Service is the first

Jowell describes GIA Map as a SaaS company. The technology is designed simply and clearly. The GI Map system can also be downloaded to a mobile phone.

“We have a web portal that they can use to view the risks on our maps…we also have a robust API that we can use to view the front end and server for customers,” explained Jowell. “We can also create custom landing pages for customers who may want to introduce this technology but don’t really have the system capabilities right now.”

While technologies like APIs are part of the equation, much of the focus is on a company’s ability to access and interpret data sources from multiple locations.

“We’re not only looking at interactions with what we do, which is wildfire forecasts and forecasts, but also the constant turnover of events that actually happened,” Jowell said. “We have feeds from fire data sources, satellite intelligence, from heat indices, but we can also go out and find events that are happening and put them into a location intelligence system.”

In addition, GIA offers software options such as the MapCheck tool, a 24/7 mapping suitability portal. Clients can integrate their company’s appetite settings to place risk based on an individual money-at-risk limit, GIA bushfire assessment, and aggregate limit or PML limit.

Jowell said GIA’s expertise is in some ways more important than the technology it uses.

“What we do as underwriters who have spent our underwriting careers is look at the data and move on,” Jowell said. “For example, to really look at bushfire assessment, a lot of what companies do is assess bush or forest or fuel rather than looking at the actual areas where the fire could go. The fire doesn’t stop when the fuel stops, but a lot of scoring engines do because that’s where the data stops.”

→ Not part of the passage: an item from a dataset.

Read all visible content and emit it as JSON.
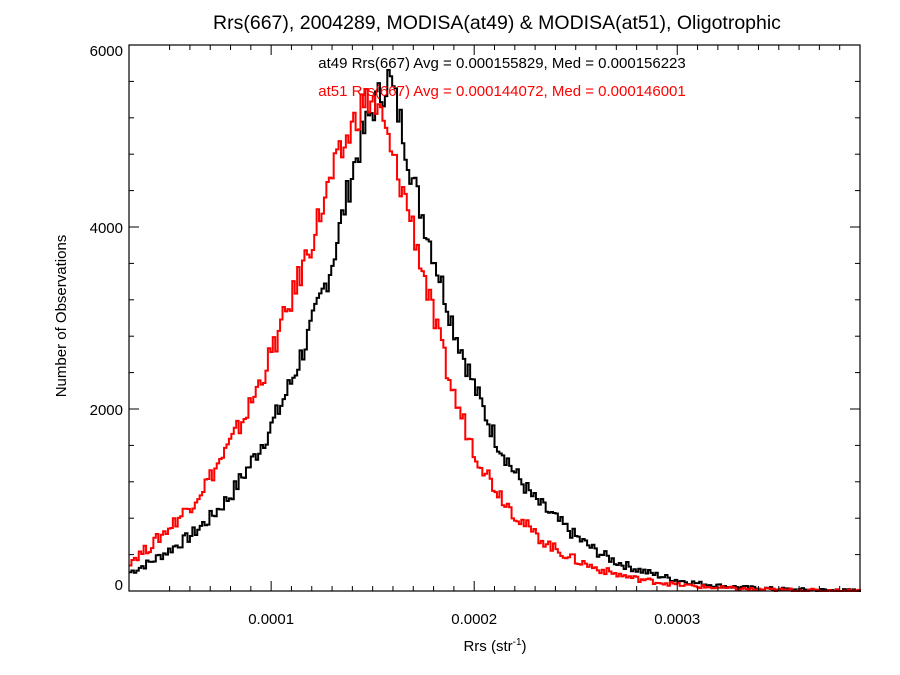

GIA stands out, Jowell argued, because his company’s collective human experience helps complement the technology. This includes the experience of “looking at neighborhoods, reading them, looking at their defenses, their access points, and looking at it from our experience of talking to firefighting professionals and looking at fire history to understand where the fires are going,” – said Jowell.

Smart use of data

Jowell noted that the company is strategically relying on modern technologies such as APIs, but he believes the technique “must pass the sniff test” before it can be used effectively.

“Just because you have 1,000 data points doesn’t mean those 1,000 data points are relevant to the insurance decision-making process,” Jowell said. “In fact, it can be paralyzing if you have too much information. Trying to make a decision should be much more simplified.”

While GIA Map may consider venture capital at some point in the future, there are currently no plans to seek outside funding, Jowell said.

For now, he said, the focus is on the company’s existing client base and adding new ones, client by client.

Staying a smaller company for now is a very good thing, he said.

“We have the ability to be incredibly nimble,” Jowell said.